The content of human dignity is also established based on the demand for respect of individual autonomy. At the foundation of human dignity lies the necessity to recognize that people are human beings that evolve in accordance with their free will. The autonomy of individual volition involves the freedom for everyone to do as they please, whereby that freedom is limited exclusively by the same freedom of other individuals. Human dignity is founded on the thesis that people are self-aware, rational and moral beings, worthy of respect that are recognized the capacity to be the bearers of rights necessary for their protection. Hence, as a result of its complex character there is an increase in the standpoint by way of which human dignity amalgamates a series of other rights which make up a distinctive, complex entity whose protection is necessary for the purpose of conserving the autonomy of self-determination of people in all spheres of society. The violation of human dignity involves the negation of a person’s immanent values and their placement in a position of a means, in other words object with the aim of effectuating some other values and goals.

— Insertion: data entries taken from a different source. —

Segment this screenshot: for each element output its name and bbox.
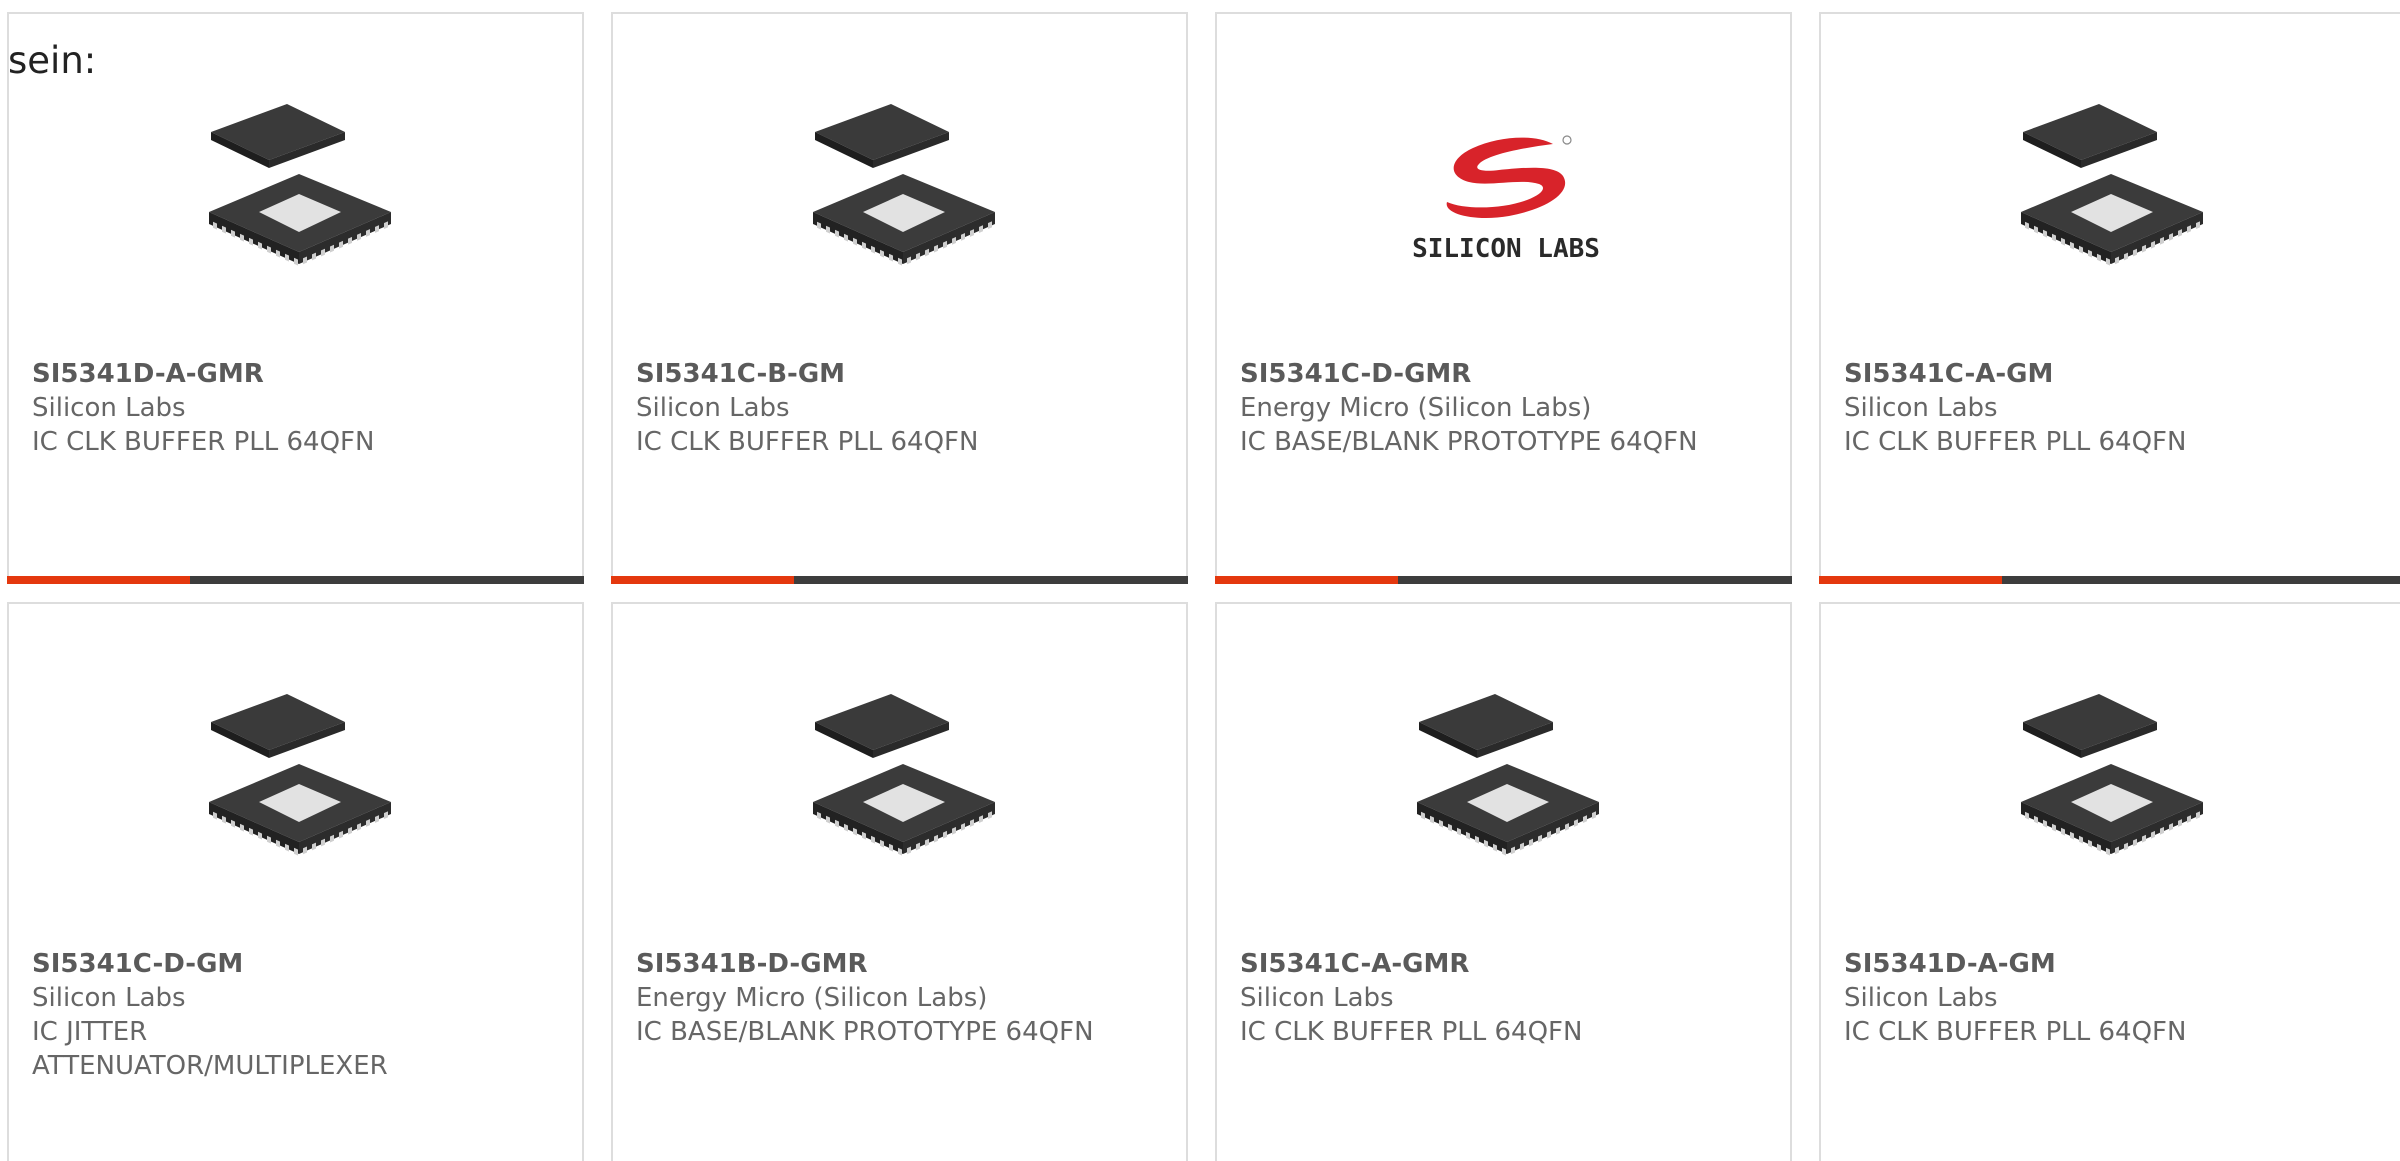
qfn-chip-icon (195, 84, 401, 290)
part-number-link[interactable]: SI5341C-A-GMR (1240, 947, 1700, 981)
intro-text: sein: (8, 39, 97, 82)
product-description: IC CLK BUFFER PLL 64QFN (1844, 427, 2187, 457)
product-card[interactable]: SILICON LABS SI5341C-D-GMR Energy Micro … (1215, 12, 1792, 584)
product-description: IC CLK BUFFER PLL 64QFN (636, 427, 979, 457)
qfn-chip-icon (799, 84, 1005, 290)
product-description: IC BASE/BLANK PROTOTYPE 64QFN (636, 1017, 1094, 1047)
product-card[interactable]: SI5341C-B-GM Silicon Labs IC CLK BUFFER … (611, 12, 1188, 584)
qfn-chip-icon (1403, 674, 1609, 880)
product-description: IC BASE/BLANK PROTOTYPE 64QFN (1240, 427, 1698, 457)
accent-bar (611, 576, 794, 584)
accent-bar (1819, 576, 2002, 584)
product-description: IC CLK BUFFER PLL 64QFN (1844, 1017, 2187, 1047)
part-number-link[interactable]: SI5341C-D-GM (32, 947, 492, 981)
manufacturer-name: Silicon Labs (32, 983, 186, 1013)
silicon-labs-logo: SILICON LABS (1403, 84, 1609, 290)
manufacturer-name: Silicon Labs (1844, 983, 1998, 1013)
qfn-chip-icon (799, 674, 1005, 880)
product-card[interactable]: SI5341D-A-GMR Silicon Labs IC CLK BUFFER… (7, 12, 584, 584)
accent-bar (7, 576, 190, 584)
manufacturer-name: Silicon Labs (32, 393, 186, 423)
product-description: IC CLK BUFFER PLL 64QFN (32, 427, 375, 457)
product-description: IC JITTER ATTENUATOR/MULTIPLEXER (32, 1017, 388, 1081)
product-card[interactable]: SI5341C-A-GM Silicon Labs IC CLK BUFFER … (1819, 12, 2400, 584)
qfn-chip-icon (2007, 674, 2213, 880)
card-divider-bar (1819, 576, 2400, 584)
card-divider-bar (1215, 576, 1792, 584)
product-card[interactable]: SI5341C-D-GM Silicon Labs IC JITTER ATTE… (7, 602, 584, 1161)
qfn-chip-icon (2007, 84, 2213, 290)
part-number-link[interactable]: SI5341B-D-GMR (636, 947, 1096, 981)
part-number-link[interactable]: SI5341D-A-GMR (32, 357, 492, 391)
card-divider-bar (611, 576, 1188, 584)
product-description: IC CLK BUFFER PLL 64QFN (1240, 1017, 1583, 1047)
logo-text: SILICON LABS (1412, 234, 1600, 264)
product-grid: sein: SI5341D-A-GMR Silicon Labs IC CLK … (0, 0, 2400, 1161)
accent-bar (1215, 576, 1398, 584)
manufacturer-name: Silicon Labs (636, 393, 790, 423)
part-number-link[interactable]: SI5341D-A-GM (1844, 947, 2304, 981)
manufacturer-name: Energy Micro (Silicon Labs) (636, 983, 988, 1013)
product-card[interactable]: SI5341D-A-GM Silicon Labs IC CLK BUFFER … (1819, 602, 2400, 1161)
manufacturer-name: Silicon Labs (1240, 983, 1394, 1013)
manufacturer-name: Energy Micro (Silicon Labs) (1240, 393, 1592, 423)
part-number-link[interactable]: SI5341C-A-GM (1844, 357, 2304, 391)
part-number-link[interactable]: SI5341C-B-GM (636, 357, 1096, 391)
card-divider-bar (7, 576, 584, 584)
manufacturer-name: Silicon Labs (1844, 393, 1998, 423)
product-card[interactable]: SI5341B-D-GMR Energy Micro (Silicon Labs… (611, 602, 1188, 1161)
part-number-link[interactable]: SI5341C-D-GMR (1240, 357, 1700, 391)
product-card[interactable]: SI5341C-A-GMR Silicon Labs IC CLK BUFFER… (1215, 602, 1792, 1161)
qfn-chip-icon (195, 674, 401, 880)
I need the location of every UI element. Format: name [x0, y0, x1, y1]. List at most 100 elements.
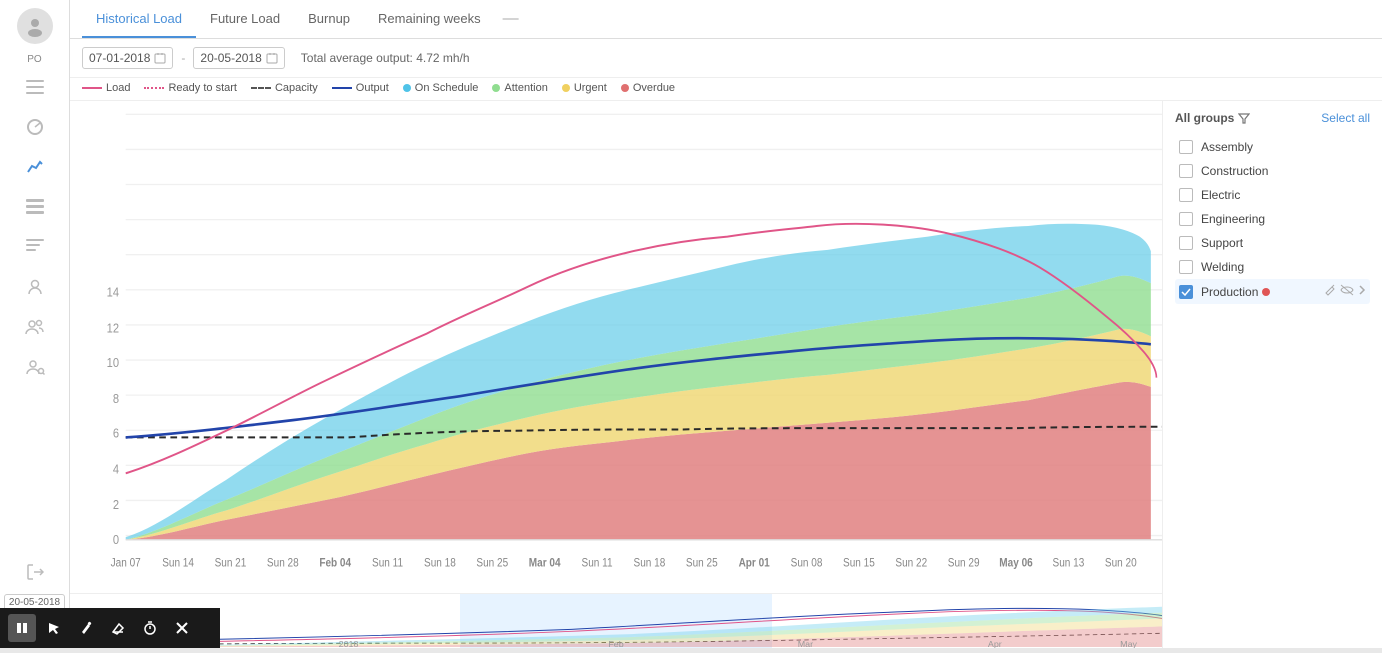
- legend-attention-label: Attention: [504, 82, 547, 94]
- tab-burnup[interactable]: Burnup: [294, 1, 364, 38]
- legend-on-schedule-dot: [403, 84, 411, 92]
- legend-capacity-label: Capacity: [275, 82, 318, 94]
- svg-text:May 06: May 06: [999, 557, 1032, 570]
- tab-historical-load[interactable]: Historical Load: [82, 1, 196, 38]
- avatar[interactable]: [17, 8, 53, 44]
- sidebar: PO 20-05-2018 Set Date: [0, 0, 70, 648]
- checkbox-production[interactable]: [1179, 285, 1193, 299]
- user-initials: PO: [27, 54, 41, 65]
- svg-text:Sun 18: Sun 18: [634, 557, 666, 570]
- select-all-button[interactable]: Select all: [1321, 111, 1370, 125]
- legend-overdue-dot: [621, 84, 629, 92]
- group-item-welding[interactable]: Welding: [1175, 255, 1370, 279]
- group-label-construction: Construction: [1201, 164, 1268, 178]
- group-item-support[interactable]: Support: [1175, 231, 1370, 255]
- svg-text:Sun 25: Sun 25: [476, 557, 508, 570]
- sidebar-item-gauge[interactable]: [15, 109, 55, 145]
- svg-text:12: 12: [107, 320, 120, 335]
- group-item-engineering[interactable]: Engineering: [1175, 207, 1370, 231]
- sidebar-item-list[interactable]: [15, 69, 55, 105]
- legend-output-label: Output: [356, 82, 389, 94]
- legend-ready: Ready to start: [144, 82, 236, 94]
- svg-text:0: 0: [113, 532, 119, 547]
- svg-text:2: 2: [113, 497, 119, 512]
- svg-text:Jan 07: Jan 07: [111, 557, 141, 570]
- checkbox-welding[interactable]: [1179, 260, 1193, 274]
- svg-text:Sun 22: Sun 22: [895, 557, 927, 570]
- date-separator: -: [181, 51, 185, 65]
- svg-text:Sun 28: Sun 28: [267, 557, 299, 570]
- legend-capacity-line: [251, 87, 271, 89]
- svg-text:Mar: Mar: [798, 640, 814, 648]
- sidebar-item-rows[interactable]: [15, 189, 55, 225]
- eraser-button[interactable]: [104, 614, 132, 642]
- legend-ready-label: Ready to start: [168, 82, 236, 94]
- tab-future-load[interactable]: Future Load: [196, 1, 294, 38]
- sidebar-item-chart[interactable]: [15, 149, 55, 185]
- legend-output: Output: [332, 82, 389, 94]
- checkbox-electric[interactable]: [1179, 188, 1193, 202]
- group-item-assembly[interactable]: Assembly: [1175, 135, 1370, 159]
- main-chart-svg: 0 2 4 6 8 10 12 14: [70, 101, 1162, 593]
- legend-load-line: [82, 87, 102, 89]
- sidebar-item-stack[interactable]: [15, 229, 55, 265]
- chevron-right-icon[interactable]: [1358, 284, 1366, 299]
- group-label-engineering: Engineering: [1201, 212, 1265, 226]
- svg-text:Sun 25: Sun 25: [686, 557, 718, 570]
- tab-remaining-weeks[interactable]: Remaining weeks: [364, 1, 495, 38]
- svg-text:May: May: [1120, 640, 1138, 648]
- date-from-value: 07-01-2018: [89, 51, 150, 65]
- legend-output-line: [332, 87, 352, 89]
- calendar-icon-to: [266, 52, 278, 64]
- svg-text:2018: 2018: [339, 640, 359, 648]
- svg-text:Sun 14: Sun 14: [162, 557, 194, 570]
- group-label-assembly: Assembly: [1201, 140, 1253, 154]
- checkbox-assembly[interactable]: [1179, 140, 1193, 154]
- mini-chart[interactable]: Dec 2018 Feb Mar Apr May: [70, 593, 1162, 648]
- legend-load-label: Load: [106, 82, 130, 94]
- group-item-construction[interactable]: Construction: [1175, 159, 1370, 183]
- group-label-electric: Electric: [1201, 188, 1240, 202]
- checkbox-support[interactable]: [1179, 236, 1193, 250]
- legend-overdue: Overdue: [621, 82, 675, 94]
- svg-text:Sun 08: Sun 08: [791, 557, 823, 570]
- sidebar-item-user[interactable]: [15, 269, 55, 305]
- eye-off-icon[interactable]: [1340, 284, 1354, 299]
- timer-button[interactable]: [136, 614, 164, 642]
- close-button[interactable]: [168, 614, 196, 642]
- checkbox-construction[interactable]: [1179, 164, 1193, 178]
- checkbox-engineering[interactable]: [1179, 212, 1193, 226]
- svg-text:Sun 18: Sun 18: [424, 557, 456, 570]
- legend-urgent-dot: [562, 84, 570, 92]
- pause-button[interactable]: [8, 614, 36, 642]
- pen-button[interactable]: [72, 614, 100, 642]
- svg-text:14: 14: [107, 285, 120, 300]
- sidebar-item-users[interactable]: [15, 309, 55, 345]
- chart-panel: Historical Load Future Load Burnup Remai…: [70, 0, 1382, 648]
- group-label-welding: Welding: [1201, 260, 1244, 274]
- legend-attention-dot: [492, 84, 500, 92]
- tabs-bar: Historical Load Future Load Burnup Remai…: [70, 0, 1382, 39]
- date-to-input[interactable]: 20-05-2018: [193, 47, 284, 69]
- cursor-button[interactable]: [40, 614, 68, 642]
- tab-more[interactable]: —: [495, 0, 527, 38]
- date-to-value: 20-05-2018: [200, 51, 261, 65]
- sidebar-item-logout[interactable]: [15, 554, 55, 590]
- filter-bar: 07-01-2018 - 20-05-2018 Total average ou…: [70, 39, 1382, 78]
- group-label-support: Support: [1201, 236, 1243, 250]
- date-from-input[interactable]: 07-01-2018: [82, 47, 173, 69]
- main-chart-wrapper[interactable]: 0 2 4 6 8 10 12 14: [70, 101, 1162, 593]
- group-item-electric[interactable]: Electric: [1175, 183, 1370, 207]
- production-dot: [1262, 288, 1270, 296]
- legend-urgent: Urgent: [562, 82, 607, 94]
- bottom-toolbar: [0, 608, 220, 648]
- edit-icon[interactable]: [1324, 284, 1336, 299]
- group-item-production[interactable]: Production: [1175, 279, 1370, 304]
- svg-text:10: 10: [107, 355, 120, 370]
- svg-text:Sun 15: Sun 15: [843, 557, 875, 570]
- mini-chart-svg: Dec 2018 Feb Mar Apr May: [70, 594, 1162, 648]
- legend-on-schedule: On Schedule: [403, 82, 479, 94]
- sidebar-item-search-user[interactable]: [15, 349, 55, 385]
- main-content: Historical Load Future Load Burnup Remai…: [70, 0, 1382, 648]
- legend-overdue-label: Overdue: [633, 82, 675, 94]
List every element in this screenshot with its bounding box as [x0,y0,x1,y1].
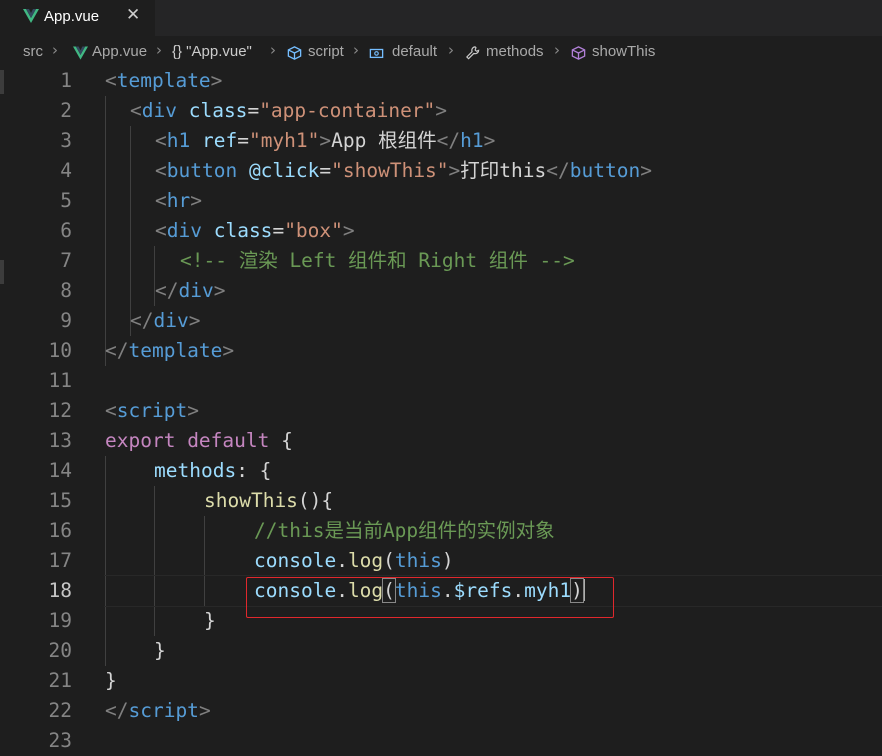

Every society has its own conceptualization of human dignity which continually changes and develops through time. The understanding of human dignity is largely dependent on multiple social factors, amongst them the most significant are history, tradition, culture and religion. Aside from the attempt to establish an abstract determination of human dignity, it is also necessary to understand this concept in actual practice of a concrete social community. The existence of such an extensible human right with unclear boundaries and undefined legal scope is of immeasurable significance in the protection of people from modern challenges of scientific and technological development. The development of science continually opens up bio-ethical questions, such as genetic engineering and cloning, thus the existence of a specific right to human dignity is one of the constitutional answers to unforeseen challenges in the future. However, the right to human dignity can also be an effective means of protection from subtle and concealed violations of fundamental rights by the state. As such, the right to human dignity can be marked as a sort of “framework right”, “mother right”, or “right of rights”.
These words lead to the conclusion that the development of the right to human dignity can be a reliable indicator regarding to what measure the principle of the rule of law has been effectuated in practices. Undoubtedly, the possibilities which are enabled by the right to human dignity are nowhere near utilized fully in the practice of the constitutional courts of the states in the region. Is that an indisputable marker that the state still have primacy in comparison with the people and their fundamental rights and freedoms?!